The headline number everyone quotes is the minimum wage. The real cost of employing a helper is the wage plus a stack of statutory and practical items — some monthly, some one-off, and one big one that only lands when the contract ends. Budgeting all of them up front is the difference between a smooth two years and an unpleasant surprise.
The monthly core
- Salary — the Minimum Allowable Wage (MAW). HK$4,990 per month as of the October 2024 adjustment; the government reviews it every year, and contracts signed after each adjustment must use the new floor. Many employers pay above it — check the going rate for experienced helpers in your district.
- Food. Either provide food free of charge (what most families do) or pay a food allowance of not less than HK$1,236 per month (same adjustment cycle). This is contractual, not optional.
- Accommodation. Free suitable accommodation with reasonable privacy is a visa condition — a helper must live in. No cash substitute exists.
One-off costs at hiring
- Agency fees — typically HK$8,000–15,000 for an overseas hire handled end-to-end, less for a local transfer or a direct hire. Remember: agencies may only charge the helper up to 10% of her first month's wage; the placement cost sits with the employer.
- Visa and consulate paperwork — the employment visa fee, standard contract notarisation at the helper's consulate, and (for overseas hires) document processing in her home country.
- Arrival flight — the employer pays the helper's passage to Hong Kong.
- Pre-employment medical — commonly required and usually employer-paid.
Ongoing statutory obligations
- Insurance. Employees' compensation cover is mandatory — no policy, no legal employment. Most employers buy a comprehensive helper package (EC + medical + repatriation) at roughly HK$300–600 per year of cover.

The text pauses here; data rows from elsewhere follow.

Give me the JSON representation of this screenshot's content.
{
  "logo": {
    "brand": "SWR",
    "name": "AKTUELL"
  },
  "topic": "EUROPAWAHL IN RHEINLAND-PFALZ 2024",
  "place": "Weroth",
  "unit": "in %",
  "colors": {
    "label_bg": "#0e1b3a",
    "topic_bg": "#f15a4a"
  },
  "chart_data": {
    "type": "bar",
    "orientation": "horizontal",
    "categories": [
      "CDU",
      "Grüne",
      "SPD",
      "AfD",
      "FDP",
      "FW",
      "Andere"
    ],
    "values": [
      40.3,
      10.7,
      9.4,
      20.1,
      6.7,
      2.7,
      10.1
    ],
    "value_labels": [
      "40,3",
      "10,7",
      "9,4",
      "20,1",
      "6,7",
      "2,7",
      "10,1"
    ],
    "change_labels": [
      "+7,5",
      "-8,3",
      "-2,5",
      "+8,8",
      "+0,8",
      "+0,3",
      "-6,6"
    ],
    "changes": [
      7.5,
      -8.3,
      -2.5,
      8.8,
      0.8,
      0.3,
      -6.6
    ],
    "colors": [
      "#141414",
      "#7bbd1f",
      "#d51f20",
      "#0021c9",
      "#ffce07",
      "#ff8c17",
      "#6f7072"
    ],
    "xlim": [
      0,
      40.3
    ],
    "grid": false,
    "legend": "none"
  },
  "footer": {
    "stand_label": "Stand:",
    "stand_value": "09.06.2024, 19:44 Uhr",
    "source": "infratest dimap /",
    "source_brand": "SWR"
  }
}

- Medical care. The standard contract makes the employer responsible for the helper's medical treatment while in Hong Kong — insurance softens this, but the obligation is yours.

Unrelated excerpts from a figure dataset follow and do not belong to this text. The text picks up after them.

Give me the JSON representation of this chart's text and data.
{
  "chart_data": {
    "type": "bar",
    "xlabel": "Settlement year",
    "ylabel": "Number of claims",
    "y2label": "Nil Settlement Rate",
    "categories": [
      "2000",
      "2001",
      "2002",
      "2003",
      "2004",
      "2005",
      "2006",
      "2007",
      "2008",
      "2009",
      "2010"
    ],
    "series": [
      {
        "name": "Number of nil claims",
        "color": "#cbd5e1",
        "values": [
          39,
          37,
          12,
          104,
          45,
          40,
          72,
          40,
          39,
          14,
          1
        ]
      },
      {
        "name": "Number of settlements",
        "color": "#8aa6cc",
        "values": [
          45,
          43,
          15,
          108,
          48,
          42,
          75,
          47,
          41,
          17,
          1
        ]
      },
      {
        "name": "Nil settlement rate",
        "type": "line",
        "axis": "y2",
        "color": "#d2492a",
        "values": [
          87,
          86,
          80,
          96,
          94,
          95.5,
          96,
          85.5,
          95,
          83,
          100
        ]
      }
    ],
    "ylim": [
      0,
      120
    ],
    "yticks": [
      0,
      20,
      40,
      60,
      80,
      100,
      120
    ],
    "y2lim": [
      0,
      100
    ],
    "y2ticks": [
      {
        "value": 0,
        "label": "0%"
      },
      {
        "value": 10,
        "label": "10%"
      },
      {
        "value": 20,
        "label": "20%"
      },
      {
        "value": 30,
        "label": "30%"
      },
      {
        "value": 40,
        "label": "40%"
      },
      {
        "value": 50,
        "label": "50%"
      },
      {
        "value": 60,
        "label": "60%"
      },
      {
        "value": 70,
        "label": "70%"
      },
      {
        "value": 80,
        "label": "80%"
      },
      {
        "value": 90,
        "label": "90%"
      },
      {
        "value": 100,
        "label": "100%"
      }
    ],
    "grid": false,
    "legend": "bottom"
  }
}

- No MPF. Good news: FDHs are exempt from MPF, so there are no monthly retirement contributions.
The end-of-contract bill
This is the part almost nobody budgets. Whatever way the contract ends — completion, resignation, or termination — the final settlement typically includes:
- Outstanding wages up to the last day;
- All untaken annual leave cashed out (a full 2-year contract banks 14 days — roughly HK$2,300+ at MAW);
- Return flight home plus a food and travelling allowance of HK$100 per day of the journey;
- Payment in lieu of notice (one month) if you terminate without full notice;
- Severance (⅔ × monthly wage × years) if you end or don't renew the contract because you no longer need a helper — about HK$6,800 after a full 2-year contract at HK$5,100.

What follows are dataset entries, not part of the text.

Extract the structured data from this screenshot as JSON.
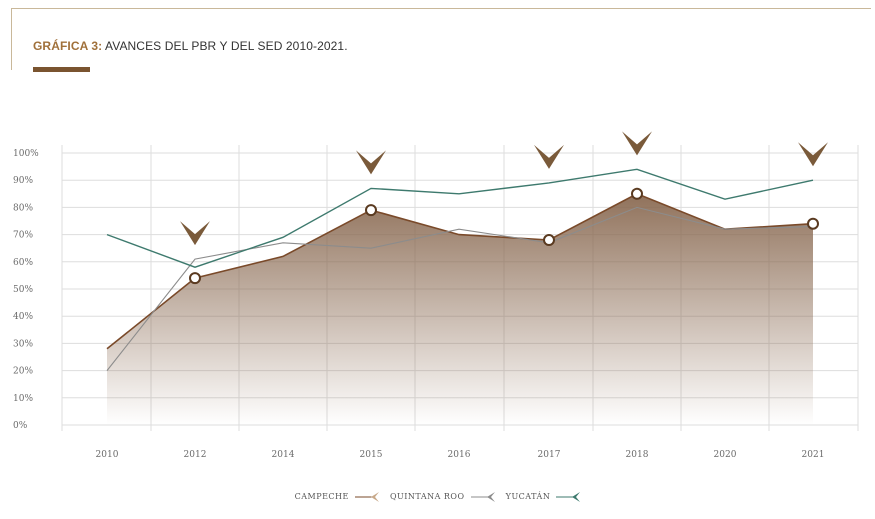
{
  "header": {
    "label": "GRÁFICA 3:",
    "text": "AVANCES DEL PBR  Y DEL SED 2010-2021."
  },
  "colors": {
    "accent": "#a0703a",
    "campeche": "#7a4a2a",
    "quintana_roo": "#8c8c8c",
    "yucatan": "#3e7a6e",
    "arrow": "#7a5a3a",
    "grid": "#dddddd"
  },
  "chart_data": {
    "type": "line",
    "categories": [
      "2010",
      "2012",
      "2014",
      "2015",
      "2016",
      "2017",
      "2018",
      "2020",
      "2021"
    ],
    "ylim": [
      0,
      100
    ],
    "yticks": [
      "0%",
      "10%",
      "20%",
      "30%",
      "40%",
      "50%",
      "60%",
      "70%",
      "80%",
      "90%",
      "100%"
    ],
    "grid": true,
    "legend_position": "bottom",
    "series": [
      {
        "name": "CAMPECHE",
        "values": [
          28,
          54,
          62,
          79,
          70,
          68,
          85,
          72,
          74
        ],
        "style": "area"
      },
      {
        "name": "QUINTANA ROO",
        "values": [
          20,
          61,
          67,
          65,
          72,
          67,
          80,
          72,
          73
        ],
        "style": "line"
      },
      {
        "name": "YUCATÁN",
        "values": [
          70,
          58,
          69,
          87,
          85,
          89,
          94,
          83,
          90
        ],
        "style": "line"
      }
    ],
    "markers": [
      {
        "category": "2012",
        "value": 54
      },
      {
        "category": "2015",
        "value": 79
      },
      {
        "category": "2017",
        "value": 68
      },
      {
        "category": "2018",
        "value": 85
      },
      {
        "category": "2021",
        "value": 74
      }
    ],
    "arrows": [
      "2012",
      "2015",
      "2017",
      "2018",
      "2021"
    ]
  }
}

Run your own numbers with the HelperDoc termination cost calculator before you sign or end a contract — it itemises every statutory line for your exact dates and salary.
A realistic two-year budget
For a typical overseas hire at MAW with free food: about HK$125,000–135,000 over the two years — wages (~HK$120k), insurance (~HK$1k), hiring costs (~HK$10–15k amortised), plus the end-of-contract flight and allowances. Meals, a growing grocery bill and goodwill extras (birthday lai see, a 13th-month gratuity some families give) sit on top. Plan for the full figure, not the wage line — the helper-employer relationships that go wrong are usually the ones that were budgeted too thin.